L’open source detta i propri modelli E i produttori si adeguano

Molte sono le iniziative correlate al mondo del software libero, da quelle che puntano sul rilascio del codice ad altre che sfruttano l’appeal della gratuità. Coinvolti anche i database, con le recenti mosse di Ibm, Ca e Sybase. In comune, la volontà di non perdere un’opportunità.

Quella dell’open source sembra una moda molto in voga tra i grandi produttori "infrastrutturali". Si susseguono le notizie che parlano di parti di codice rese disponibili alla comunità degli sviluppatori oppure di iniziative differenti ma, comunque, legate a doppio filo con l’attrazione che la piattaforma Linux sta esercitando sul mercato.


A queste ultime appartiene la recente mossa di Sybase, che ha approntato una versione limitata e gratuita del proprio database da destinare alla comunità degli utenti open source. La proposta si chiama Sybase Ase (Adaptive Server Enterprise) Express Edition for Linux, e discende direttamente dal capostipite Ase Rdbms, di cui condivide il cuore tecnologico. La differenza consiste nel fatto che l’utilizzo della Express Edition è limitato a server con una Cpu, 2 Gb di memoria e a 5 Gb di dati. Sybase spera di attirare con l’esca della gratuità nuovi clienti, soprattutto in ambito Pmi, i quali poi, al crescere delle esigenze, potrebbero decidere di passare alle versioni di Ase a pagamento.
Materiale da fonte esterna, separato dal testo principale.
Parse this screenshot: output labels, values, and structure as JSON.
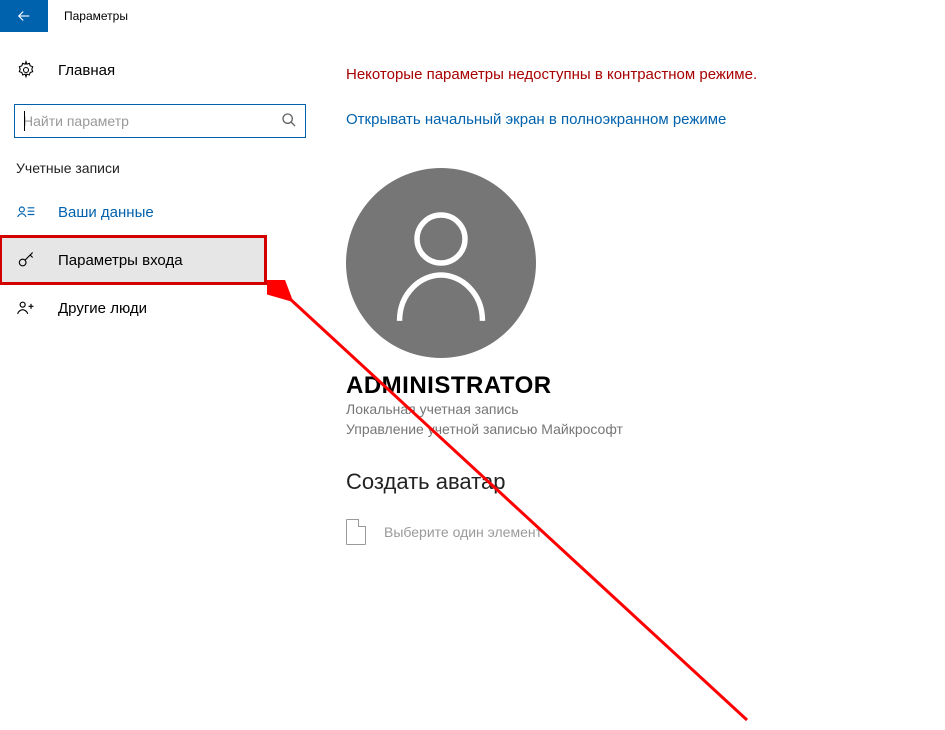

Gli analisti sottolineano come il produttore potrebbe, in questo modo, recuperare un po’ del terreno perduto a favore di Oracle, Ibm e Microsoft, sebbene vengano rimarcate le limitazioni dell’offerta, come la scarsa capacità di storage. Ma forse è la stessa Sybase a pensare che la Express Edition non possa rappresentare per le aziende una scelta definitiva.


L’iniziativa di Sybase segue le orme di Ibm e Ca. Ma qui si entra in un altro terreno, quello del rilascio vero e proprio del codice. Queste ultime, infatti, hanno "licenziato" parte della propria tecnologia: la prima ha da poco rilasciato parte del database Java Cloudscape, ereditato con l’acquisizione di Informix, all’Apache Software Foundation; la seconda ha "devoluto" all’open source il codice di Ingres per Linux. Microsoft avrebbe intenzioni più simili a quelle di Sybase, se è vero che Sql Server Express, ora in fase beta, sarà rilasciato gratis nel 2005. Ibm, tra l’altro, ha recentemente confermato l’attrazione verso il codice libero con le tecnologie per il riconoscimento vocale, donate in parte all’Apache Software Foundation e in parte a Eclipse.


E l’appeal dell’open source si insinua a livello di sistema operativo, come dimostra la promessa di Sun circa il rilascio, entro fine anno, del codice di Solaris 10.


Tuttavia, benché in comune vi siano le intenzioni (diffondere la piattaforma), rilasciare il codice è ben altra cosa rispetto alla politica del "tutto gratis"; nel primo caso, infatti, si permette alla comunità degli sviluppatori esterni di contribuire al miglioramento del software. Sybase, optando solo per una faccia del pianeta open, non potrà sfruttare quest’opportunità. Tuttavia, aprire il codice può insinuare nei clienti il dubbio che non si voglia più occuparsi dello sviluppo del prodotto.


Entrambi gli approcci, quello dell’apertura e quello del "free", potrebbero far bene ai database, dando modo alle tecnologie per la gestione dei dati di conquistare una sempre maggiore base di utenti. Una nuova ondata di clienti che potrebbe però andare a beneficio di pochi: secondo Meta Group, il mercato si sta aggregando attorno a non più di tre fondamentali produttori. Uno di questi sarà un player dell’open source, ma non si sa se si tratterà dell’attuale leader MySql.